Selon les articles 3.78 à 3.84 du Folio de l’impôt sur le revenu S1-F3-C3, les frais juridiques et comptables, qui peuvent être engagés lorsque des conseils d’experts sont nécessaires, encourus pour présenter des demandes connexes à l’obtention de la pension alimentaire pour enfants ou pour conjoint peuvent être demandés à la ligne 221 de la déclaration de revenus et de prestations T1 générale. Il s’agit des frais engagés aux motifs suivants :
- établir le montant de pension alimentaire pour enfant et du conjoint exigible;
- présenter une demande d’augmentation du montant de la pension exigible;
- présenter une défense face à une demande de réduction du montant de la pension exigible;
- présenter une demande de recouvrement des arriérés de pension alimentaire;
- présenter une demande pour faire en sorte que les versements au titre de la pension alimentaire pour enfants effectués avant l’entrée en vigueur des lignes directrices ne soient pas imposables.

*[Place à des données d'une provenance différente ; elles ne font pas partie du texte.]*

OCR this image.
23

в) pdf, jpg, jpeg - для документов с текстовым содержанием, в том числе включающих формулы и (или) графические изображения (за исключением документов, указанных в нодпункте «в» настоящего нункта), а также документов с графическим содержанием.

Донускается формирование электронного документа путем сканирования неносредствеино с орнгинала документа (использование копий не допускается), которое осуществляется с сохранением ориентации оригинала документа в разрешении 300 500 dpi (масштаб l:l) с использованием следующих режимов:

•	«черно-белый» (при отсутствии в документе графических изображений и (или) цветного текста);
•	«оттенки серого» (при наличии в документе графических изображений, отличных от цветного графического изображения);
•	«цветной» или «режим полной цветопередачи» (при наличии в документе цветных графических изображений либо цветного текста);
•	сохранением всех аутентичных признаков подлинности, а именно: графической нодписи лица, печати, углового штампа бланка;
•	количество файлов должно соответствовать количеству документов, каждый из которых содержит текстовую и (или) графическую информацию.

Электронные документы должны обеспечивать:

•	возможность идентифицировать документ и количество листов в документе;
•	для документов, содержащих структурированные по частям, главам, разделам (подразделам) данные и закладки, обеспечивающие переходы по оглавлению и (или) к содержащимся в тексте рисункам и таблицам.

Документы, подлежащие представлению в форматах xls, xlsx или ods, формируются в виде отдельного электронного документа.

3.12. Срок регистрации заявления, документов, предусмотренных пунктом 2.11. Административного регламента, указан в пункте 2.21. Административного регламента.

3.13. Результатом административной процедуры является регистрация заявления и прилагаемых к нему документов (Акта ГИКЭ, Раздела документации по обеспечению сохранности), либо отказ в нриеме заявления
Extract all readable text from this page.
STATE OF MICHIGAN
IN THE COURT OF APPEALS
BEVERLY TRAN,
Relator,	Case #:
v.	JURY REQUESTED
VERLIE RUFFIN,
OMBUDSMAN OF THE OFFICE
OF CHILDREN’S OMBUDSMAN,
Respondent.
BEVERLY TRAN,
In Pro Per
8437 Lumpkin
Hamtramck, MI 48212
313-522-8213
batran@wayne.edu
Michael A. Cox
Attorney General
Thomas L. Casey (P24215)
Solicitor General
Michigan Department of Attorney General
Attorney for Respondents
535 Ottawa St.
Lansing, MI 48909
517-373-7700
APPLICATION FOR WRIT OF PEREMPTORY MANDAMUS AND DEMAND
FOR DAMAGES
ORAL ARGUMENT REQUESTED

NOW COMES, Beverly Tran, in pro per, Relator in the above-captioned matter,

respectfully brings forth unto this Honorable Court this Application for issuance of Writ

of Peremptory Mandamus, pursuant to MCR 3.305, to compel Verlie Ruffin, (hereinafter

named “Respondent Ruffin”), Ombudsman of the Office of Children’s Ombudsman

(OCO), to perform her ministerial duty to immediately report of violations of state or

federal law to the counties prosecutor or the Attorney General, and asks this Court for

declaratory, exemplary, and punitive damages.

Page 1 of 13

Qui plus est, le montant de toute déduction doit être réduit pour refléter tous les dépens ou remboursements obtenus par le bénéficiaire en lien avec la demande, comme les ordonnances d’attribution des dépens. En outre, il faut remarquer que la déduction fiscale ne peut être demandée que par les bénéficiaires de la pension alimentaire. Les débiteurs qui s’opposent à des demandes de pension alimentaire pour enfant ou conjoint ne peuvent bénéficier d’aucune déduction. (Veuillez remarquer que le Folio de l’impôt sur le revenu S1-F3-C3, entré en vigueur le 24 novembre 2015, remplace le bulletin d’interprétation IT–530R, soit le document de référence antérieur concernant le caractère déductible des frais juridiques connexes aux pensions alimentaires.)
La rédaction de lettres à des fins fiscales, exige des juristes qu’ils indiquent avec précision les frais engagés en lien avec des enjeux touchant à la pension alimentaire et déduisent tous dépens accordés à leur sujet. Naturellement, cela pose un certain risque de mise en jeu de la responsabilité au cas où l’ARC effectue une vérification des frais juridiques demandés au titre de la déduction, et cela pourrait exiger du juriste qu’il consacre des heures non facturables à la justification de la déduction.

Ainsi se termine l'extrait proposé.